Scorpion venom may cause severe medical complications and untimely death if injected into the human body. Neurotoxins are the main components of scorpion venom that are known to be responsible for the pathological manifestations of envenoming. Besides neurotoxins, a wide range of other bioactive molecules can be found in scorpion venoms. Advances in separation, characterization, and biotechnological approaches have enabled not only the development of more effective treatments against scorpion envenomings, but have also led to the discovery of several scorpion venom peptides with interesting therapeutic properties.

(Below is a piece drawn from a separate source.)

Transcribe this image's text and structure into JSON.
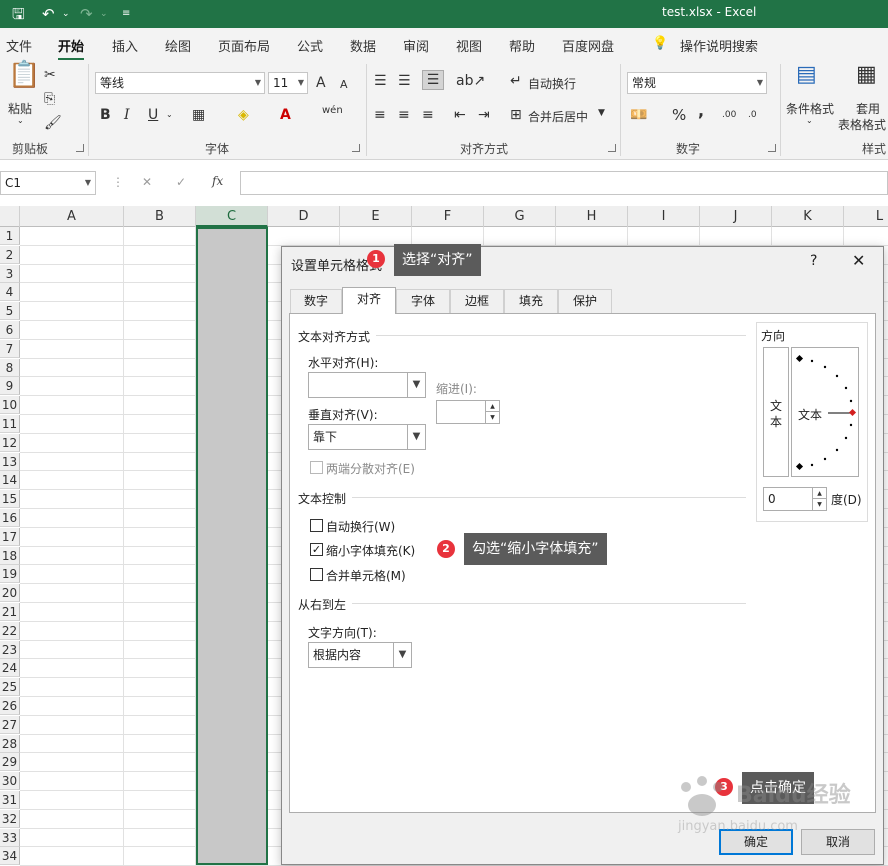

Thus, scorpion venom may not only be a medical threat to human health, but could prove to be a valuable source of bioactive molecules that may serve as leads for the development of new therapies against current and emerging diseases. This review presents both the detrimental and beneficial properties of scorpion venom toxins and discusses the newest advances within the development of novel therapies against scorpion envenoming and the therapeutic perspectives for scorpion toxins in drug discovery.

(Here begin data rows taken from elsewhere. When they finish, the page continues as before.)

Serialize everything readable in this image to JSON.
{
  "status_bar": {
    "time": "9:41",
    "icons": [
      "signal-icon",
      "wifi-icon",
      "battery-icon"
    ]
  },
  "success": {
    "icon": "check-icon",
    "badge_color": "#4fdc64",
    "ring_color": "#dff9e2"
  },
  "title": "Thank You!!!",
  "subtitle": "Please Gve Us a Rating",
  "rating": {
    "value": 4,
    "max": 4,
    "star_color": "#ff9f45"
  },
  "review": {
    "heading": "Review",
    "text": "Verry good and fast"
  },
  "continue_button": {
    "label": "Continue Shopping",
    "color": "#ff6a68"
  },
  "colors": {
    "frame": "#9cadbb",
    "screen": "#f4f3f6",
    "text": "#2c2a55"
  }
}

Keywords: analgesics; antivenom; bradykinin potentiating peptide; calcins; fungicide; parasiticide; potassium channel toxins; scorpion venom; scorpionism.

Figure 1

Ribbon diagrams of the 3D structure of selected scorpion venom peptides containing the cysteine-stabilized (CS) α/β motif. (A) AaHII from Androctonus australis is a classical α-NaTx. (B) Cn2 from Centruroides noxius venom is a classical β-NaTx. (C) Cn12, also from C. noxius venom, shows structural resemblance to β-NaTxs, but exhibits an α-NaTx function. (D) Agitoxin 1 from Leiurus hebraeus (previously L. quinquestriatus hebraeus) is an α-KTx toxin. The Protein Database accession numbers are 1PTX for AhHII; 1CN2 for Cn2, 1PE4 for Cn12, and 1AGT for agitoxin 1. KTx: potassium channel toxins, NaTx: sodium channel toxins.

Figure 2

Clinical manifestations and symptoms of mild, moderate, and severe scorpion envenomings. Typical symptoms of mild stings last for minutes to hours and include great local pain, a reddened and swollen site of sting (erythema and edema), numbness, sweating, body tremors, and agitation. More intense stings from scorpions with venom containing cytolytic toxins may result in blood blisters, hemorrhages, and necrosis of the surrounding tissue. In moderate envenoming cases, the body additionally reacts with fever, abdominal and joint pain, hyperglycemia, abnormally rapid breathing, increased heart rate, and nausea with vomiting. These symptoms can reside for days and are mostly caused by neurotoxins: Na⁺, K⁺, and Ca²⁺ ion channel modulators. Neurotoxins can also cause severe envenomings, which can lead to cardiovascular, neurological, pulmonary, and/or gastrointestinal complications, such as pulmonary edema, myocardial failure, arrhythmia, congestive heart failure, extreme muscular convulsion, hypertensive encephalopathy, acute peptic ulcers, pancreatitis and lethal multiple organ failure, mental confusion, and coma. After several days, most victims of lethal scorpion stings die from cardiac or respiratory failure.

Figure 3

Scorpion envenoming treatments. Conventional pharmaceuticals are used for mild envenomings, while antivenom therapy is applied in moderate and severe cases. Recombinant antivenoms are suggested to have higher therapeutic value over the conventional antivenoms and may become the future mainstay of treatment.

Figure 4

The potential therapeutic applications of scorpion venom compounds discussed in this article.